Sanitizing Media for Removal

Media must be sanitized before disposal outside of the secure facility. This includes returning disks to vendors or repurposing equipment.

Wiping is done on a dedicated workstation by a method approved by the Security Office.

Anyone in the NCSA Staff with ACHE Access may initiate the process to remove media from the facility, but it follows the following process.

  1. A request with the reason for removal is sent to the CISO HIPAA Liaison who approves or rejects.
  2. The requestor will place the media in the provided secure container.

  3. Container shall be locked with a key kept in the secure area.

  4. Security team will transport secure container for wiping / destruction.

  5. The security team will unlock with second key kept at wiping / destruction station.

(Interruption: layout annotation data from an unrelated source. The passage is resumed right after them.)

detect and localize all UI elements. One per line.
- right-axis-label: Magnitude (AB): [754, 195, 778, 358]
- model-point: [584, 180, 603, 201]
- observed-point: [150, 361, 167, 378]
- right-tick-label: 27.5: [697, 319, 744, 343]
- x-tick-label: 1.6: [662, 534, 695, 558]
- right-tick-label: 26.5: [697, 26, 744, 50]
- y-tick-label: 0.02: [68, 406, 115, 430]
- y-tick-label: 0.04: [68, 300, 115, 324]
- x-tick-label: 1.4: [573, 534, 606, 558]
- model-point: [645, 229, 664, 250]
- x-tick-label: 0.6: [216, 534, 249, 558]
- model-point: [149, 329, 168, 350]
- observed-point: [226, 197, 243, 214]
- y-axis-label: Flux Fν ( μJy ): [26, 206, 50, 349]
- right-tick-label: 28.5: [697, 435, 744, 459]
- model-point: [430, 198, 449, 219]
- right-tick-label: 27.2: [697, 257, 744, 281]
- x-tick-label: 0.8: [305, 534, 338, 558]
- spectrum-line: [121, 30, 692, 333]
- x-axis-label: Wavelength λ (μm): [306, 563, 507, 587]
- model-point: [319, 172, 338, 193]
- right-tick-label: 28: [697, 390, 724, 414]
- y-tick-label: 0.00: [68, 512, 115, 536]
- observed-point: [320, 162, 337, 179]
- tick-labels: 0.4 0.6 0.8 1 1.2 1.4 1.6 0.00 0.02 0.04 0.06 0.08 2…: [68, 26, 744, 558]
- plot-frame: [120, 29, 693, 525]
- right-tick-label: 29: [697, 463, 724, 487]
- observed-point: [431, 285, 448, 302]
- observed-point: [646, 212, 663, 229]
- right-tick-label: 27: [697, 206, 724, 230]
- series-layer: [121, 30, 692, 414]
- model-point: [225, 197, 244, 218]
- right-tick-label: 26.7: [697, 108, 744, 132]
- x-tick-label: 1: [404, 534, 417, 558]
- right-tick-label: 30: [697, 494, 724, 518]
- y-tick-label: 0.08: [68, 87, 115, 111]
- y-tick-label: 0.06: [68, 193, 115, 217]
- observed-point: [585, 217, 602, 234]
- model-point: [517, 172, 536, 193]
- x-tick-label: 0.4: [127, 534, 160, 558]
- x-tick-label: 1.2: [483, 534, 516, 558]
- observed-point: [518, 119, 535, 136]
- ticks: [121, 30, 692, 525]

  6. Each device will be wiped or destroyed per Security Office policy

  7. The person wiping the media will electronically record the details of the wiped media and when it was sanitized. Then they will return the secure container to the secure area.

    1. If the drive has no ability to be wiped because it has had a hardware failure, it will be marked for destruction and tested on the wiping machine at least once.
    2. The drive will need to be inventoried into a failed drive inventory, and sent to surplus for destruction.
  8. All media that comes from Nightingale or ACHE will be labeled with stickers requesting destruction by campus surplus.
  9. The media is given to the building manager who closes the workflow and sends the drive on.  If necessary, they have the original requestor fill out the RMA paperwork.